Ricks visits the Free Library for a free reading at 7:30 p.m. Thursday. In an interview, he shared additional thoughts about Winston Churchill, George Orwell, character, and history.
These are obviously two of the great voices of their time. Yet no one ever paired them in a book before. How come?
If there were a book that tied them together, I'd have seen it. The way I came to it was that these are two heroes and role models of mine. I'm a war correspondent just as they each had been. And I'd been going back, reading a lot of 20th-century journalism, asking, "Who stands up? Who still speaks to us?"
H.L. Mencken didn't. S.J. Perelman didn't seem funny. Hemingway seemed stale and out of date. Then I picked up Orwell, and I said, 'Wow. Why does this feel so fresh, immediate, for our times?' And I've always been a Churchill fan. They're so different, down even to their flaws, yet both really spoke to today as few of their contemporaries do.
Is it fair to say that the stature of both has grown largely in retrospect?
What you see from Churchill's second term as prime minister is that by conventional standards, he was a failure as a politician. And Orwell in the late 1940s was seen as a marginal figure – yet I can't think of another author whose impact has grown as much as Orwell's has. In the 1950 edition of Bartlett's Quotations, there is only a single one from him. As of today, he is a major contributor to our language and ways of thinking, with coinages such as Big Brother and newspeak, which has taken on new energy in the debate about 'fake news.'
Besides clarity of vision, there is a fairness in both, a willingness to slap both left and right.
Both show incredible character in the 1930s that actually hurts them. Churchill warns everyone about the fact that the Nazis are rearming, and for this, Neville Chamberlain refuses to have him in the cabinet. Orwell comes back from the Spanish Civil War and says that both sides, not just Franco's, were guilty of atrocities, that the left was lying as much as the right was. That leads some to disown him for disloyalty.

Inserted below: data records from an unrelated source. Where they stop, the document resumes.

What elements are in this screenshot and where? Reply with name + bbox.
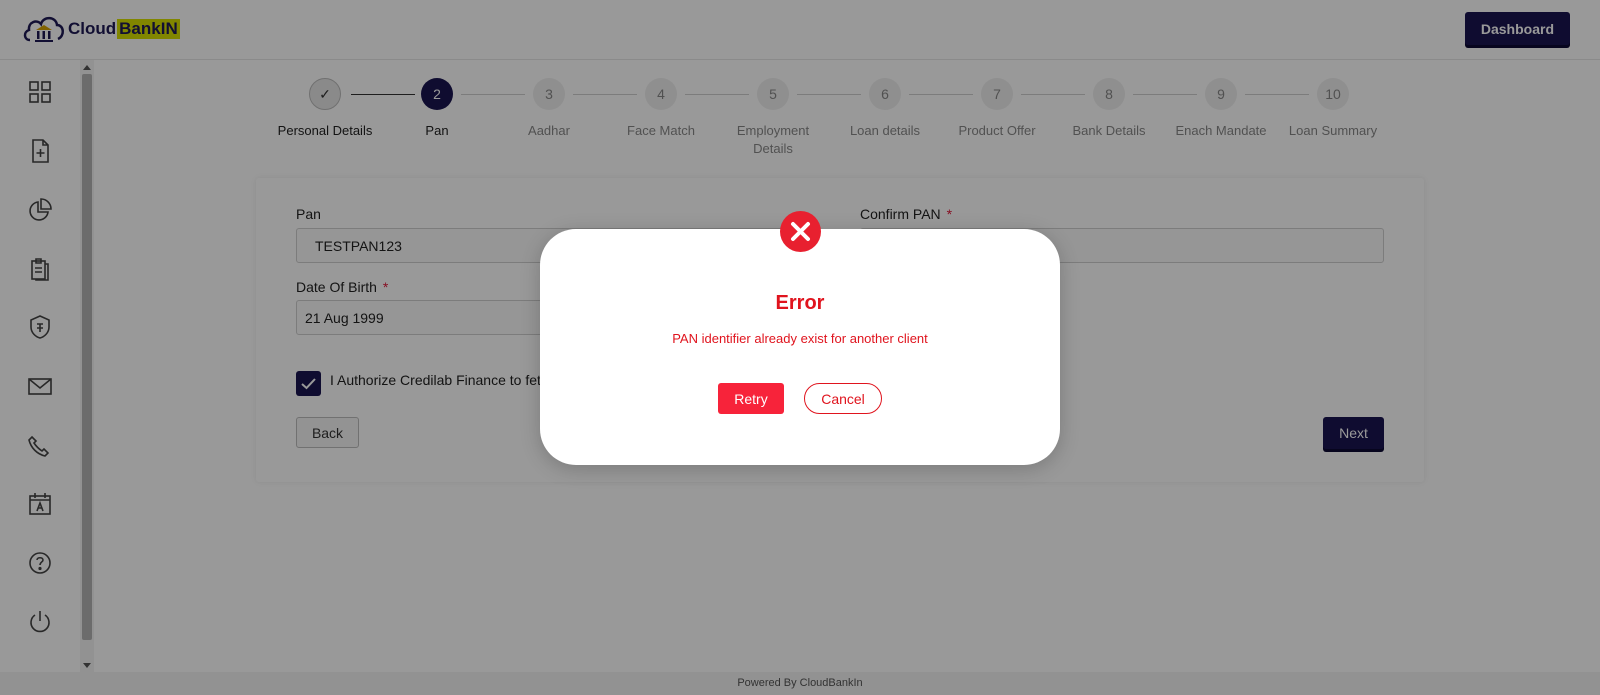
error-message: PAN identifier already exist for another… <box>672 331 928 346</box>
error-dialog: Error PAN identifier already exist for a… <box>540 211 1060 465</box>
error-x-icon <box>780 211 821 252</box>
error-title: Error <box>775 292 825 314</box>
cancel-button[interactable]: Cancel <box>804 383 882 414</box>
retry-button[interactable]: Retry <box>718 383 784 414</box>
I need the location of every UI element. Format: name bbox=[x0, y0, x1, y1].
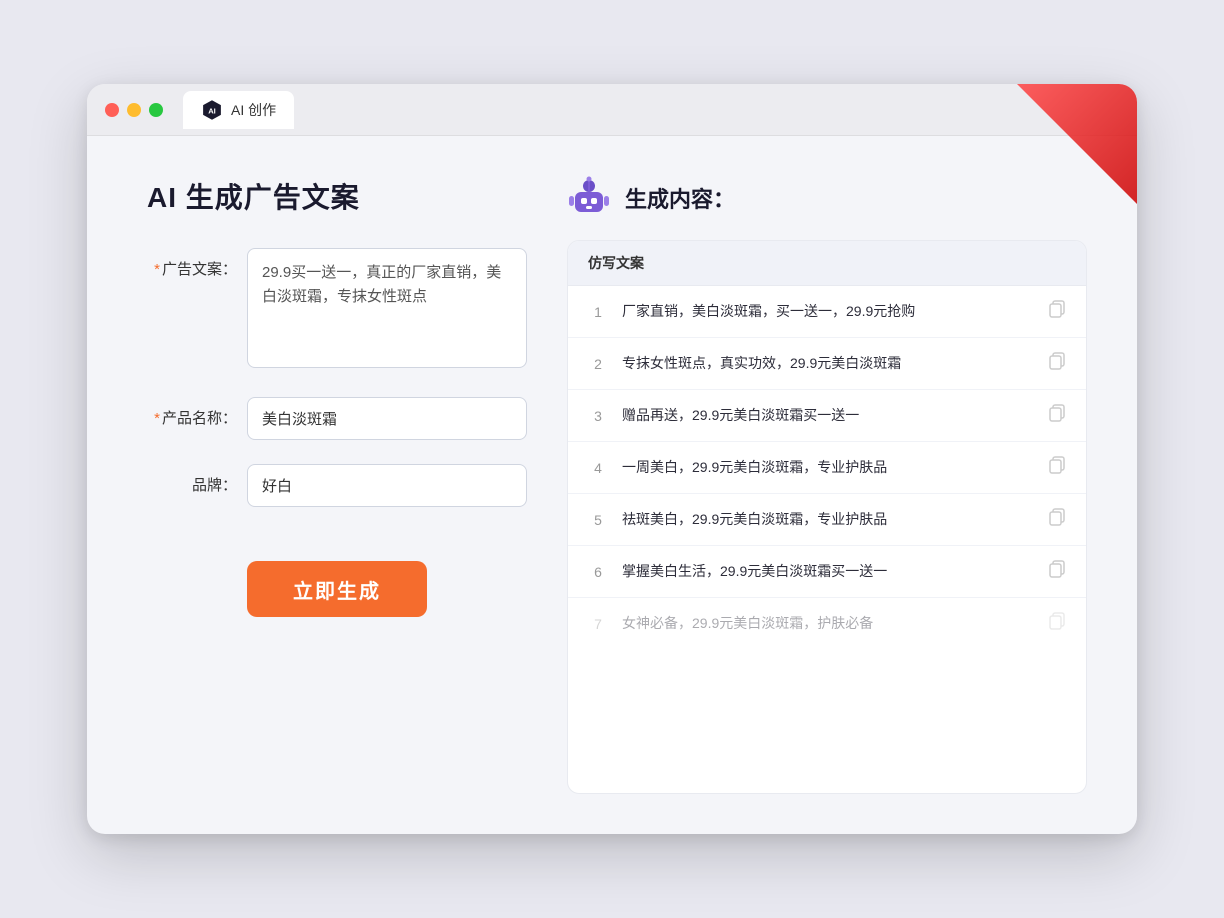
result-row-text: 一周美白，29.9元美白淡斑霜，专业护肤品 bbox=[622, 457, 1034, 478]
product-name-input-wrap bbox=[247, 397, 527, 440]
left-panel: AI 生成广告文案 *广告文案： 29.9买一送一，真正的厂家直销，美白淡斑霜，… bbox=[147, 176, 527, 794]
brand-input[interactable] bbox=[247, 464, 527, 507]
result-row: 2 专抹女性斑点，真实功效，29.9元美白淡斑霜 bbox=[568, 338, 1086, 390]
copy-icon[interactable] bbox=[1048, 300, 1066, 323]
result-row: 6 掌握美白生活，29.9元美白淡斑霜买一送一 bbox=[568, 546, 1086, 598]
browser-titlebar: AI AI 创作 bbox=[87, 84, 1137, 136]
result-row: 7 女神必备，29.9元美白淡斑霜，护肤必备 bbox=[568, 598, 1086, 649]
result-row-number: 7 bbox=[588, 616, 608, 632]
page-title: AI 生成广告文案 bbox=[147, 176, 527, 216]
robot-icon bbox=[567, 176, 611, 220]
copy-icon[interactable] bbox=[1048, 352, 1066, 375]
copy-icon[interactable] bbox=[1048, 456, 1066, 479]
browser-window: AI AI 创作 AI 生成广告文案 *广告文案： 29.9买一送一，真正的厂家… bbox=[87, 84, 1137, 834]
product-name-label: *产品名称： bbox=[147, 397, 237, 428]
result-row-text: 专抹女性斑点，真实功效，29.9元美白淡斑霜 bbox=[622, 353, 1034, 374]
browser-content: AI 生成广告文案 *广告文案： 29.9买一送一，真正的厂家直销，美白淡斑霜，… bbox=[87, 136, 1137, 834]
result-row-text: 女神必备，29.9元美白淡斑霜，护肤必备 bbox=[622, 613, 1034, 634]
result-row: 3 赠品再送，29.9元美白淡斑霜买一送一 bbox=[568, 390, 1086, 442]
minimize-button[interactable] bbox=[127, 103, 141, 117]
svg-text:AI: AI bbox=[208, 106, 216, 115]
brand-group: 品牌： bbox=[147, 464, 527, 507]
result-row: 1 厂家直销，美白淡斑霜，买一送一，29.9元抢购 bbox=[568, 286, 1086, 338]
copy-icon[interactable] bbox=[1048, 612, 1066, 635]
browser-tab[interactable]: AI AI 创作 bbox=[183, 91, 294, 129]
product-name-required: * bbox=[154, 410, 160, 427]
copy-icon[interactable] bbox=[1048, 560, 1066, 583]
result-row-number: 5 bbox=[588, 512, 608, 528]
result-row-text: 祛斑美白，29.9元美白淡斑霜，专业护肤品 bbox=[622, 509, 1034, 530]
result-row-number: 6 bbox=[588, 564, 608, 580]
copy-icon[interactable] bbox=[1048, 404, 1066, 427]
ad-copy-label: *广告文案： bbox=[147, 248, 237, 279]
ad-copy-required: * bbox=[154, 261, 160, 278]
result-row: 5 祛斑美白，29.9元美白淡斑霜，专业护肤品 bbox=[568, 494, 1086, 546]
ad-copy-input-wrap: 29.9买一送一，真正的厂家直销，美白淡斑霜，专抹女性斑点 bbox=[247, 248, 527, 373]
result-row-text: 掌握美白生活，29.9元美白淡斑霜买一送一 bbox=[622, 561, 1034, 582]
results-table: 仿写文案 1 厂家直销，美白淡斑霜，买一送一，29.9元抢购 2 专抹女性斑点，真实功… bbox=[567, 240, 1087, 794]
brand-input-wrap bbox=[247, 464, 527, 507]
result-row-number: 1 bbox=[588, 304, 608, 320]
ad-copy-group: *广告文案： 29.9买一送一，真正的厂家直销，美白淡斑霜，专抹女性斑点 bbox=[147, 248, 527, 373]
right-panel: 生成内容： 仿写文案 1 厂家直销，美白淡斑霜，买一送一，29.9元抢购 2 专抹女性… bbox=[567, 176, 1087, 794]
ad-copy-textarea[interactable]: 29.9买一送一，真正的厂家直销，美白淡斑霜，专抹女性斑点 bbox=[247, 248, 527, 368]
ai-logo-icon: AI bbox=[201, 99, 223, 121]
tab-title-label: AI 创作 bbox=[231, 100, 276, 120]
brand-label: 品牌： bbox=[147, 464, 237, 495]
traffic-lights bbox=[105, 103, 163, 117]
result-row-text: 赠品再送，29.9元美白淡斑霜买一送一 bbox=[622, 405, 1034, 426]
maximize-button[interactable] bbox=[149, 103, 163, 117]
result-row-number: 2 bbox=[588, 356, 608, 372]
result-row-number: 4 bbox=[588, 460, 608, 476]
product-name-group: *产品名称： bbox=[147, 397, 527, 440]
result-row: 4 一周美白，29.9元美白淡斑霜，专业护肤品 bbox=[568, 442, 1086, 494]
product-name-input[interactable] bbox=[247, 397, 527, 440]
copy-icon[interactable] bbox=[1048, 508, 1066, 531]
generate-button[interactable]: 立即生成 bbox=[247, 561, 427, 617]
right-panel-title: 生成内容： bbox=[625, 182, 735, 214]
results-table-header: 仿写文案 bbox=[568, 241, 1086, 286]
right-header: 生成内容： bbox=[567, 176, 1087, 220]
results-list: 1 厂家直销，美白淡斑霜，买一送一，29.9元抢购 2 专抹女性斑点，真实功效，29.… bbox=[568, 286, 1086, 649]
result-row-number: 3 bbox=[588, 408, 608, 424]
result-row-text: 厂家直销，美白淡斑霜，买一送一，29.9元抢购 bbox=[622, 301, 1034, 322]
close-button[interactable] bbox=[105, 103, 119, 117]
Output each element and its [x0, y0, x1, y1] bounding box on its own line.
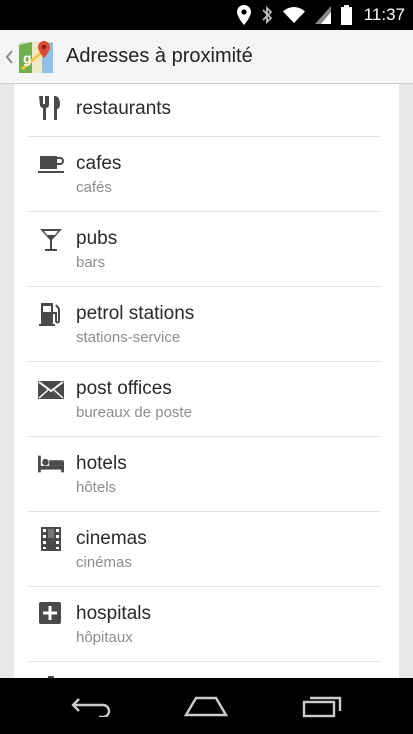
coffee-cup-icon: [38, 156, 64, 173]
cocktail-glass-icon: [40, 229, 62, 251]
list-item-hospitals[interactable]: hospitals hôpitaux: [28, 587, 381, 662]
place-sublabel: cafés: [76, 179, 112, 196]
fuel-pump-icon: [39, 303, 60, 326]
place-label: petrol stations: [76, 303, 195, 324]
home-icon: [184, 696, 228, 717]
list-item-cafes[interactable]: cafes cafés: [28, 137, 381, 212]
back-button[interactable]: [52, 678, 132, 734]
svg-text:g: g: [23, 50, 32, 66]
recent-apps-button[interactable]: [282, 678, 362, 734]
battery-icon: [340, 5, 352, 25]
places-list: restaurants cafes cafés pubs bars petrol…: [0, 84, 413, 678]
place-sublabel: hôtels: [76, 479, 117, 496]
wifi-icon: [282, 7, 305, 23]
list-item-hotels[interactable]: hotels hôtels: [28, 437, 381, 512]
list-item-pubs[interactable]: pubs bars: [28, 212, 381, 287]
place-sublabel: hôpitaux: [76, 629, 133, 646]
place-sublabel: cinémas: [76, 554, 132, 571]
signal-icon: [314, 6, 331, 24]
place-label: hospitals: [76, 603, 151, 624]
navigation-bar: [0, 678, 413, 734]
place-label: post offices: [76, 378, 172, 399]
place-label: hotels: [76, 453, 127, 474]
chevron-left-icon[interactable]: [2, 30, 16, 84]
place-label: cinemas: [76, 528, 147, 549]
list-item-restaurants[interactable]: restaurants: [28, 84, 381, 137]
place-sublabel: stations-service: [76, 329, 181, 346]
status-bar: 11:37: [0, 0, 413, 30]
list-item-partial[interactable]: [28, 662, 381, 678]
medical-cross-icon: [39, 602, 61, 624]
maps-logo-icon[interactable]: g: [18, 39, 54, 75]
location-icon: [236, 5, 251, 25]
place-label: pubs: [76, 228, 118, 249]
action-bar: g Adresses à proximité: [0, 30, 413, 84]
places-card: restaurants cafes cafés pubs bars petrol…: [14, 84, 399, 678]
fork-knife-icon: [39, 96, 60, 120]
list-item-petrol-stations[interactable]: petrol stations stations-service: [28, 287, 381, 362]
bluetooth-icon: [262, 5, 272, 25]
film-strip-icon: [41, 527, 61, 551]
place-sublabel: bars: [76, 254, 106, 271]
place-label: cafes: [76, 153, 122, 174]
envelope-icon: [38, 381, 64, 399]
back-icon: [71, 698, 111, 717]
recent-apps-icon: [302, 696, 342, 718]
home-button[interactable]: [166, 678, 246, 734]
list-item-cinemas[interactable]: cinemas cinémas: [28, 512, 381, 587]
list-item-post-offices[interactable]: post offices bureaux de poste: [28, 362, 381, 437]
bed-icon: [38, 455, 64, 473]
place-label: restaurants: [76, 98, 172, 119]
place-sublabel: bureaux de poste: [76, 404, 192, 421]
page-title: Adresses à proximité: [66, 45, 253, 67]
clock: 11:37: [363, 5, 405, 24]
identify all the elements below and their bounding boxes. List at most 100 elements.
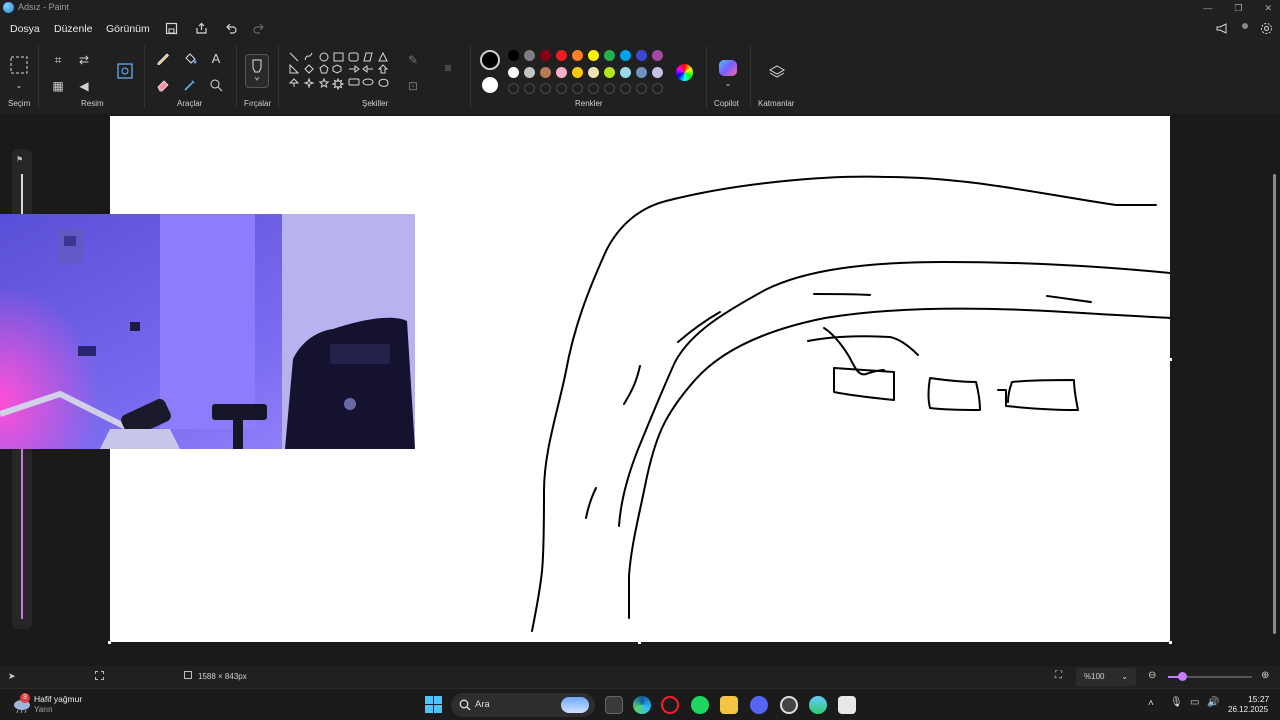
chevron-up-icon[interactable]: ˄ [1148,698,1154,709]
color-swatch[interactable] [540,50,551,61]
outline-icon[interactable]: ✎ [405,52,421,68]
magnifier-icon[interactable] [209,78,223,92]
color-picker-icon[interactable] [183,78,197,92]
webcam-picture [0,214,415,449]
undo-icon[interactable] [225,22,238,35]
zoom-out-icon[interactable]: ⊖ [1148,670,1156,681]
zoom-in-icon[interactable]: ⊕ [1261,670,1269,681]
custom-color-slot[interactable] [572,83,583,94]
menu-file[interactable]: Dosya [10,23,40,35]
layers-icon[interactable] [768,64,786,80]
spotify-icon[interactable] [691,696,709,714]
secondary-color-swatch[interactable] [482,77,498,93]
edit-colors-icon[interactable] [676,64,693,81]
taskbar-search[interactable]: Ara [451,693,595,717]
status-bar: ➤ 1588 × 843px ⛶ %100 ⌄ ⊖ ⊕ [0,666,1280,688]
group-label-shapes: Şekiller [362,99,389,108]
windows-start-icon[interactable] [425,696,442,713]
save-icon[interactable] [165,22,178,35]
group-label-layers: Katmanlar [758,99,795,108]
weather-widget[interactable]: 3 [12,693,32,714]
custom-color-slot[interactable] [524,83,535,94]
color-swatch[interactable] [540,67,551,78]
color-swatch[interactable] [572,67,583,78]
color-swatch[interactable] [620,50,631,61]
select-rectangle-icon[interactable] [10,56,28,74]
paint-taskbar-icon[interactable] [809,696,827,714]
zoom-dropdown[interactable]: %100 ⌄ [1076,668,1136,686]
color-swatch[interactable] [588,50,599,61]
minimize-button[interactable]: — [1203,3,1212,13]
custom-color-slot[interactable] [556,83,567,94]
rotate-icon[interactable]: ◀ [76,78,92,94]
share-icon[interactable] [195,22,208,35]
fill-icon[interactable]: ⊡ [405,78,421,94]
resize-handle-corner[interactable] [1169,641,1172,644]
text-tool-icon[interactable]: A [208,51,224,67]
brush-selector-button[interactable] [245,54,269,88]
eraser-icon[interactable] [156,78,170,92]
network-icon[interactable]: ▭ [1190,697,1199,708]
clock-date[interactable]: 26.12.2025 [1228,705,1268,714]
clock-time[interactable]: 15:27 [1248,694,1269,704]
discord-icon[interactable] [750,696,768,714]
menu-edit[interactable]: Düzenle [54,23,93,35]
color-swatch[interactable] [604,50,615,61]
color-swatch[interactable] [652,67,663,78]
shape-outline-size-icon[interactable]: ≡ [440,60,456,76]
zoom-slider-thumb[interactable] [1178,672,1187,681]
chevron-down-icon[interactable]: ⌄ [11,78,27,94]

Part of being honest is being willing to blow the whistle on your own team when they deserve it. Both said, 'You can't suppress the facts in support of a political goal.' Which is so different from our own time.
It's fascinating: This time out, you're not writing about generals; you're writing about a politician and a writer.
Two writers. Churchill had pervasive impact as a writer. He actually made his living by writing: more than 15 million words. Besides his histories, you have his public speaking. His "War Speech" of Dec. 3, 1939, is said to be the moment Churchill became Churchill, when he said that the coming conflict was 'a war … to establish, on impregnable rocks, the rights of the individual.' And so many of the prominent leaders of the next half-century read him deeply.
With Orwell, you have Animal Farm in 1945 and Nineteen Eighty-Four in 1949, and, even now, decades past 1984, these two books are massively influential, still seen as dangerous, because we now see clearly what they really are: parables about the abuse of power. Thai authorities don't like finding copies of Nineteen Eighty-Four in your bags at the Bangkok airport. There's a reason for that.
Your "Afterword: The Path of Churchill and Orwell" is a magisterial closing flourish in which you take their great theme, the fate of individual freedom, through time.
These two caught the essence of their time. The book ultimately came down to applying what they saw so clearly. I was really happy to have the opportunity to bring it through Lincoln and Martin Luther King and the Eastern Europeans Orwell influenced so much. A line of honorable people. That Afterword felt to me almost like my last will and testament as a journalist.